The logic runs that if we catch a terrorist and if he knows where a bomb is planted and if we can't find it any other way and if standard interrogation techniques have failed and if we assume that torture will lead to accurate intel (as oppose to whatever lies this guy decides to come up with in order to win a reprieve, however brief), we'd better make damn sure there is a legal contingency for that. I guess they're terrified that " if we catch a terrorist and if he knows where a bomb is planted and if we can't find it any other way and if standard interrogation techniques have failed and if we assume that torture will lead to accurate intel" is terrifyingly plausible, but " if we catch a terrorist and if he knows where a bomb is planted and if we can't find it any other way and if standard interrogation techniques have failed and if we assume that torture will lead to accurate intel and if one of his captors is prepared to torture him without rules allowing him to do so" is fairly unlikely.
It suddenly occurred to me the other day that legally allowing torture in case the above situation comes up is equivalent to removing speed limits on roads in case someone needs to get their dying child to a hospital. Or making murder legal purely in case an abused wife stabs her husband in self-defense the next time he drunkenly lunges at her with a baseball bat. I think I'm pretty safe in saying that the vast majority of people understand that laws are frequently inflexible, and that the system relies on compensation for this from the police, and from the courts. We don't want them completely overruling what they want when they want, but there are reasons a policeman can book driver A for speeding, but let driver B off, or why a judge can give a jail sentence to one drug user and community service to another. Oftentimes we hear about the ways this system has gone wrong, or given the impression that is has gone wrong (Pete Doherty is certainly an example of one or the other), but in principle, there are very good reasons we call them "judges". [1]
So why make torture legal on the off-chance this ticking bomb scenario actually does arrive? Surely if everything clicks into place, and a nuclear bomb is discovered because Agent Brown beat on some terrorist until he blabbed, then should Brown be officially charged, the system will take the situation into account. The man's a hero, the saviour of millions of American lives. He'd be showered in medals. Serious repercussions are liable to be somewhat thin on the ground.
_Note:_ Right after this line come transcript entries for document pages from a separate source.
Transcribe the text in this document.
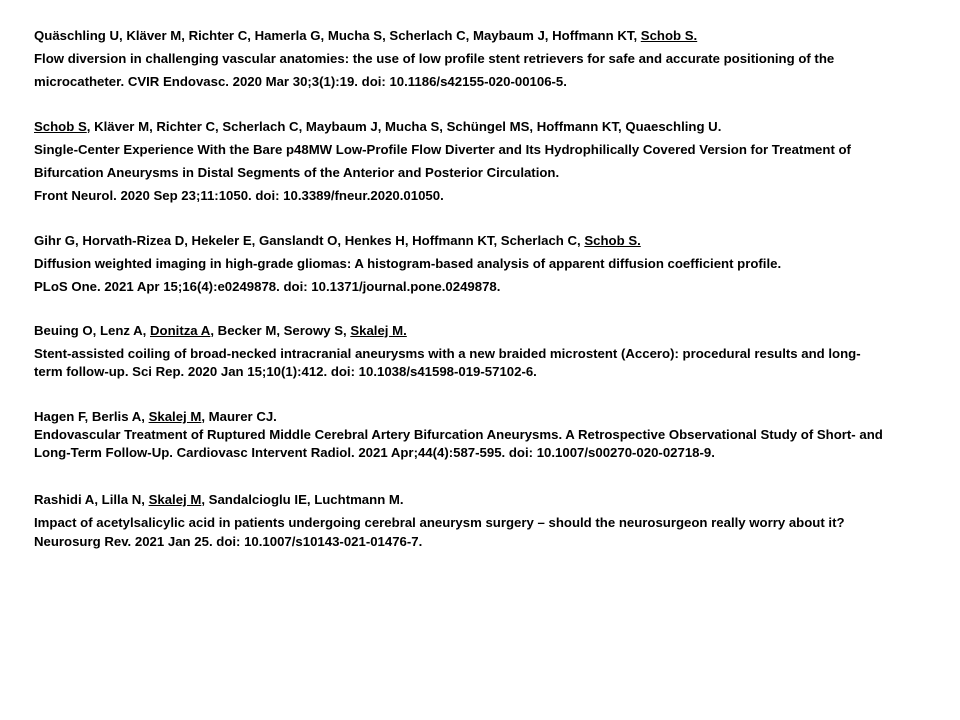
Quäschling U, Kläver M, Richter C, Hamerla G, Mucha S, Scherlach C, Maybaum J, Hoffmann KT, Schob S.
Flow diversion in challenging vascular anatomies: the use of low profile stent retrievers for safe and accurate positioning of the
microcatheter. CVIR Endovasc. 2020 Mar 30;3(1):19. doi: 10.1186/s42155-020-00106-5.
Schob S, Kläver M, Richter C, Scherlach C, Maybaum J, Mucha S, Schüngel MS, Hoffmann KT, Quaeschling U.
Single-Center Experience With the Bare p48MW Low-Profile Flow Diverter and Its Hydrophilically Covered Version for Treatment of
Bifurcation Aneurysms in Distal Segments of the Anterior and Posterior Circulation.
Front Neurol. 2020 Sep 23;11:1050. doi: 10.3389/fneur.2020.01050.
Gihr G, Horvath-Rizea D, Hekeler E, Ganslandt O, Henkes H, Hoffmann KT, Scherlach C, Schob S.
Diffusion weighted imaging in high-grade gliomas: A histogram-based analysis of apparent diffusion coefficient profile.
PLoS One. 2021 Apr 15;16(4):e0249878. doi: 10.1371/journal.pone.0249878.
Beuing O, Lenz A, Donitza A, Becker M, Serowy S, Skalej M.
Stent-assisted coiling of broad-necked intracranial aneurysms with a new braided microstent (Accero): procedural results and long-
term follow-up. Sci Rep. 2020 Jan 15;10(1):412. doi: 10.1038/s41598-019-57102-6.
Hagen F, Berlis A, Skalej M, Maurer CJ.
Endovascular Treatment of Ruptured Middle Cerebral Artery Bifurcation Aneurysms. A Retrospective Observational Study of Short- and
Long-Term Follow-Up. Cardiovasc Intervent Radiol. 2021 Apr;44(4):587-595. doi: 10.1007/s00270-020-02718-9.
Rashidi A, Lilla N, Skalej M, Sandalcioglu IE, Luchtmann M.
Impact of acetylsalicylic acid in patients undergoing cerebral aneurysm surgery – should the neurosurgeon really worry about it?
Neurosurg Rev. 2021 Jan 25. doi: 10.1007/s10143-021-01476-7.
So what exactly is the situation that permitting water-boarding prevents? More likely, it's the occasion when someone gets tortured and it turns out to have been fuck-all use. This, apparently, is supposed to be OK too [2]. We're not talking about enabling success, we're talking about removing the repercussions of failure. Much as I pointed out in my last post, it's an attempt to shirk responsibility for what are potentially very serious mistakes, and pass it off as an attempt to save lives. And as cplcarrot said, people need to be willing to stand by this sort of stuff.
[1] There's a more general point to be made here. People really need to stop screaming and shouting every time a new law seems overly draconian. Take the furore over no longer allowing parents to give their children any alcohol in their own home. Is that the Nanny State flexing its muscles? Or just ensuring that there is no ambiguity over the law if the police choose to deal with parents who are clearly giving their children too much.
[2] Here's an interesting set of questions. If such an event occurs, and a terrorist is being tortured right up to the moment where the bomb goes off and a million people are vaporised, then there's no longer any reason to keep up the torture. Do we think it likely that Agent Brown will then immediately stop? Or is more likely that the guy the US Government are paying to inflict pain upon its enemies is going to continue out of frustration, or loss, or revenge? How would the system deal with that one?